L’art. 2 del nuovo DPCM 25 febbraio 2020 sostituisce l’art. 3 del DPCM di pochi giorni prima; ne modifica l’ambito territoriale (si applica non nelle aree “considerate a rischio”, bensì ai “datori di lavoro aventi sede legale o operativa” in Veneto e nelle altre Regioni interessate, nonché “per i lavoratori ivi residenti o domiciliati” che lavorino al di fuori di esse); introduce un limite temporale, perché il lavoro agile è applicabile secondo le nuove particolari condizioni soltanto “in via provvisoria, fino al 15 marzo 2020”; per il resto ribadisce le forme di favore precedenti, e cioè:

  1. è applicabile ad ogni rapporto di lavoro subordinato;
  1. si applica anche in assenza degli accordi individuali previsti;
  2. la informativa per la sicurezza sul lavoro al lavoratore va resa in via telematica anche utilizzando il modello INAIL.

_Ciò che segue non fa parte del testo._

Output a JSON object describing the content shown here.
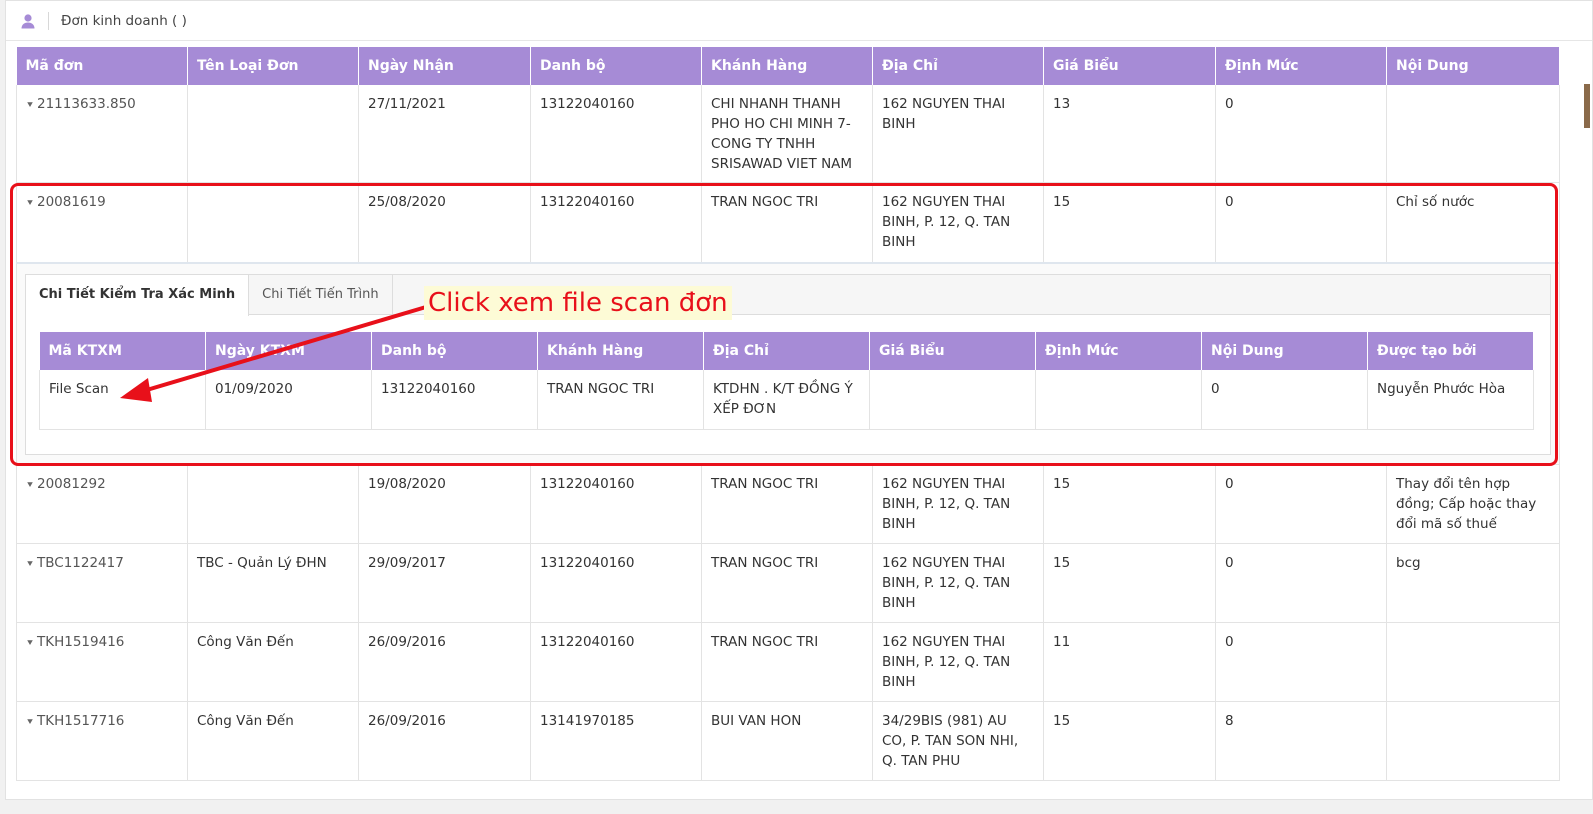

La scelta è chiara: per il Governo, lo smart working è anch’esso una misura di prevenzione e per questo si vuole agevolarlo e semplificarlo. In questo senso va anche la previsione per cui la informativa obbligatoria al lavoratore sui rischi generali e sui rischi specifici connessi alla particolare modalità di esecuzione può essere resa in via telematica, e soprattutto può essere fatta “ricorrendo alla documentazione resa disponibile sul sito dell’INAIL”: e il modello di informativa è già disponibile nel sito INAIL. In sostanza, si è standardizzato l’adempimento.

Largo dunque allo smart working come mezzo di prevenzione.

Probabilmente il Governo pensa allo smart worker che lavora da casa, più che a quello “senza vincoli di luogo di lavoro”; però in questo momento l’intento (l’auspicio?) del Governo sembra essere soprattutto quello di limitare la presenza di lavoratori nei luoghi di lavoro abituali, e quindi va bene così.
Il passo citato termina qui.